How to Study Effectively, Part 3

Besides evaluating your level and identifying your learning needs, reading and taking notes, there are three additional aspects to consider to study effectively.

  1. Concentrate
  • Avoid distractions that can waylay your progress to your target TOEFL goal. Avoid day dreaming by focusing in on the task at hand. Put all your brain juice into whatever skill you want to perfect in that activity. Concentrate on what you are studying.
  • Take a few minutes break after 25 minutes, or have a 10-minute break each hour to give your brain a rest from your study task. Research, such as the Pomodoro technique (http://pomodorotechnique.com/,) shows this will help you concentrate. The best way to take a break is to stand up, stretch, move around and face away from your desk, computer, books. Avoid staying at your desk looking at your book or surfing the web on your computer or phone. The physical movement of standing up and moving around will help stimulate better thinking as the blood circulates throughout your body.
  1. Understand what you are learning

 

  • Understanding the directions to activities, paying attention to stay on target with the task, asking yourself what the main purpose of your task is, taking notes of key ideas, jotting down new vocabulary, and being proactive to ask questions to your instructor for feedback when you do not comprehend something. Take an active role in learning to improve your understanding and be better at recalling information.
  • Take notes on the passage or lecture writing in short noun/verbs, abbreviations or symbols. Spelling is unimportant, but content is key.
  • Summarize a reading passage or listening/lecture in your own words. When you summarize, it should be short and to the point, addressing all the key points.
  1. Revise

 

  • It is normal to not recall everything in the English language; however, if you want to have a better grasp of English, keep reviewing constantly so that your memory retains more information over the long term and you can progress to an advanced level.
  • Revise information soon after (the next day) you learned it. Aim for reviewing once a study session or every two or three study sessions. Go over older materials that you need to recall; it will refresh your memory.
  • Reviewing and revising daily or every other day will save you having to re-study a topic all over again. Be sure your calendar schedule has “review or revision time” blocked into your study timetable. Refer to your summaries or note-taking or notebooks to help you review.

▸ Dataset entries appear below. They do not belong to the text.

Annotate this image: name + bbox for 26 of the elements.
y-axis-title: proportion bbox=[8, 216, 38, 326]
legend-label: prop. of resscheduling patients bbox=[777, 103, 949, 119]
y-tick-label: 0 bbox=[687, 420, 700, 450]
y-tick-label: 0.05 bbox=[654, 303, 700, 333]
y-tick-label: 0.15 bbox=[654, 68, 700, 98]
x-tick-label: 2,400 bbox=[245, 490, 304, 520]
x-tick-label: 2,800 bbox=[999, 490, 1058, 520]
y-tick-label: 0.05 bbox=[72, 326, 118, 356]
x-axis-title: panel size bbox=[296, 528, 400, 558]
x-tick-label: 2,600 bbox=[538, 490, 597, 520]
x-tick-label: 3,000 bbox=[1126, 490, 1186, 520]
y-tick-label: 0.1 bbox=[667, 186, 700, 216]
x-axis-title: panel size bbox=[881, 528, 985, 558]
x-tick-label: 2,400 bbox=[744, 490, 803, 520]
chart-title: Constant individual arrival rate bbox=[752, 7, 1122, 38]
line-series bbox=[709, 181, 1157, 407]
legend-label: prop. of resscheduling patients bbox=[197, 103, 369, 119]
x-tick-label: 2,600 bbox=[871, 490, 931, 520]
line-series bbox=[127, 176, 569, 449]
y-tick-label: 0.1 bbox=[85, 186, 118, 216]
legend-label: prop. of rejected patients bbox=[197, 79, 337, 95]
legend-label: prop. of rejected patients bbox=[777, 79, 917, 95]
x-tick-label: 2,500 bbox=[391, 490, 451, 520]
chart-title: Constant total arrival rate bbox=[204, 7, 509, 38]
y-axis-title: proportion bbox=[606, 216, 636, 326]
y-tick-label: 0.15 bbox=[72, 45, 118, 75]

How to Study Effectively, Part 1

Be organized

  1. Create a study calendar. Organize your timetable so that your biggest weaknesses are prioritized first and given the most attention time. Prioritize (high-medium-low) skills and practice what needs to be learned urgently first. Then, address what weaknesses you can strengthen and plan out how long you expect it to take you. Avoid procrastinating and be sure to give equal time to your least favorite task. Practice the skill that you enjoy most LAST not first. The skills that are the least urgent to learn practice last as well. Use color coding on your calendar to highlight the most important skill to learn.
  2. Use a study notebook. It can be either a traditional notebook, or Notes in an app on a smartphone. Whichever you use for taking notes, keep it handy at all times so you can refer to it in your free time. Notes are a valuable tool to keep yourself organized and to retain information you already studied so you are able to track your progress and advance in the language.
  3. Address different language skills when you study. If you take too much time on just one academic skill, it will give you less time for another skill, which may be just as important to improve your English or test-taking strategies.
  4. Keep your notebook/notes/computer files well organized. Create files by academic skills in your computer files, notes in a binder, or notebook. For instance, have a notebook for vocabulary, for speaking, for listening, for reading, for writing; or otherwise, have different sections of your notes in your binder for each academic skill. Write the skill name to label the differing sections, so that when you go to study, you can quickly reference your notes. Be sure to write the date on the left side of your notes for each day that you write new notes. You skill subjects can be then divided into sub topics such as a particular topic of different kinds of vocabulary words or where you got those vocabulary words from. In this way, you can quickly reference your notes by skill, by sub topic, or by date. All of this organization will make it much easier to locate a certain topic when you need to refer back to it quickly later on in your practice.

Have a target range

  1. Timing: when you make your study table with your deadline date, be sure you have given yourself a realistic time frame to complete what you would like to achieve. For example, “Complete writing essay task 2 for 30 minutes timed. Clearly write exactly what you have in mind to accomplish in terms of an activity during a specific time and on a certain date.
  2. Be realistic. When you set your target, it needs to conform to what you can attain. If, for instance, you set an unrealistic ideal, you may not be able to get your target, or you will feel discouraged if you cannot get your objective. By looking at your calendar and working within a specific time frame to complete practice activities, you can set real targets which are attainable.
  3. Reward yourself for minor achievements: think daily in terms of what you can achieve. Every little achievement is like a baby step, and it will help you feel more comfortable in the language as well as assist in building your confidence in TOEFL and for test taking. With this in mind, you can reach your short term and long term goals. Reward yourself after each study session. When you reach a target, mentally congratulate yourself. Positivity goes a long way in building your confidence to succeed.